Firebrand’s operations centre had been set up in what must once have been a conference room when the facility was under Amerikano control. The walls were covered in monochrome photographs of scenic panoramas with only shallow three-dimensionality. One wall showed a deep canyon, possibly taken on Mars. Another showed a horseshoe-shaped waterfall. A third showed a rock face carved with enormous stone likenesses: eight vast heads, the fifth and seventh of which were women.
A cluster of display panes rested on the table, arranged hexagonally so that they formed a makeshift holographic tank. Veitch sent a gestural command to the apparatus, causing it to fill with luminous green wireframe graphics. Dreyfus recognised the contoured landscape of Ops Nine and its surrounding terrain. Markers signified the placement of weapons and tracking devices. An arrowhead symbol high above the landscape indicated the incoming craft.
“Signature matches a light-enforcement vehicle,” Veitch said, peering at the numbers accompanying the symbol.
“Would Gaffney be able to fly one of those?”
“He’d have the necessary experience,” Dreyfus said.
“It’s not good news. It may be a cutter, but it could easily be carrying nukes.”
“Only if Jane had any left,” Dreyfus said.
“And if she did, they were probably already outside Panoply aboard deep-system cruisers, ready to be deployed as and when they were required. I don’t think Gaffney would have been able to get his hands on one. More than likely it was all he could do to escape from Panoply.”
“I hope you’re right,” Veitch said.
“I hope your guns are good. When will they open fire?”
“Not until he’s below about thirty klicks,” Saavedra replied.
“The guns know the kinds of evasive routines and countermeasures a cutter has up its sleeve. Unless the cutter shoots first, they won’t waste a shot until they have a chance of making a difference.”
Dreyfus saw that the cutter was still more than one hundred and twenty kilometres above them, but falling fast enough that it would pass below the weapon ceiling in only a couple of minutes.

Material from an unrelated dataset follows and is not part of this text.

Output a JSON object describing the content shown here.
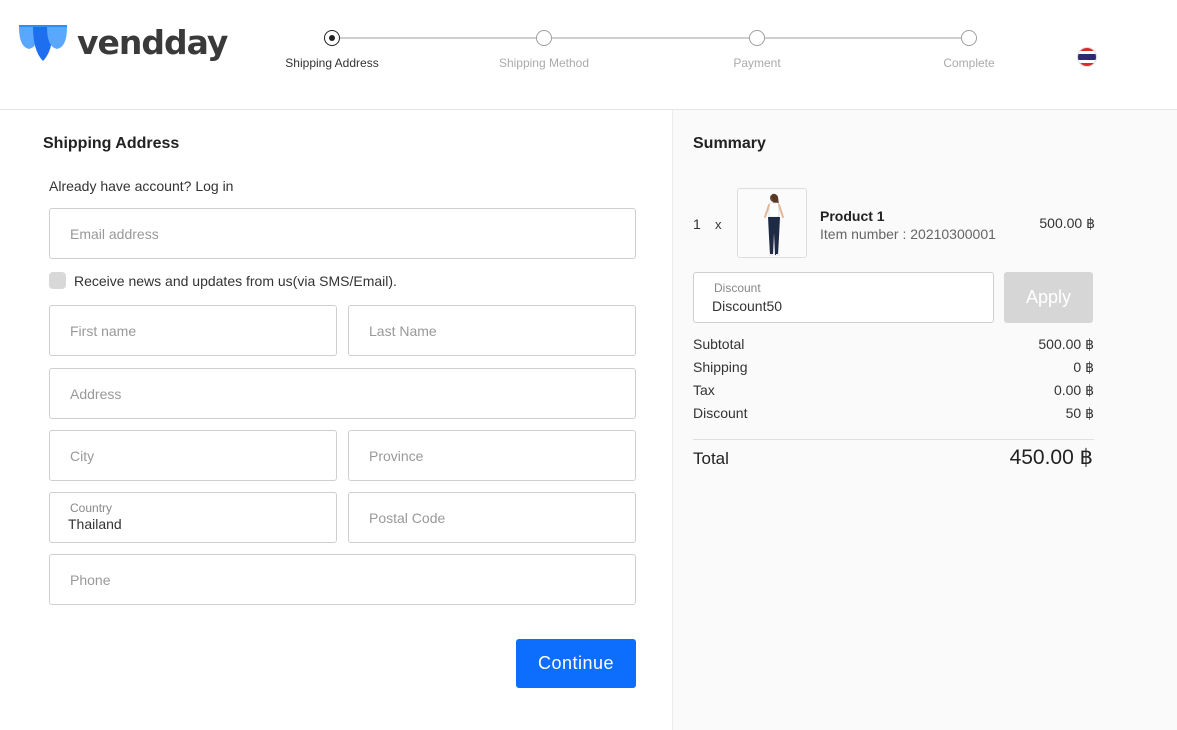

“Gaffney wouldn’t come unless he thought he could do damage,” he said.
“He’ll be expecting to meet anti-ship fire.”
“I could take our cutter,” Saavedra said doubtfully.
“It still has enough fuel to get me airborne.”
“You wouldn’t last five seconds against Gaffney,” Dreyfus said.
“Even if you could get up in time.”
She stared at the display, mesmerised by the falling arrow.
“He can damage the complex if he has foam-phase weapons, but he won’t be able to touch the Clockmaker, inside the tokamak. He must know that.” A thought drained colour from her face.
“Voi, maybe he does have a nuke after all.”
“If he does, it’ll be clean and fast for all of us,” Dreyfus told her.
“But I don’t think he’s intending to take out the Clockmaker in one hit. He must be planning to flush it out, then pick it off on the surface. It can’t fly, can it?”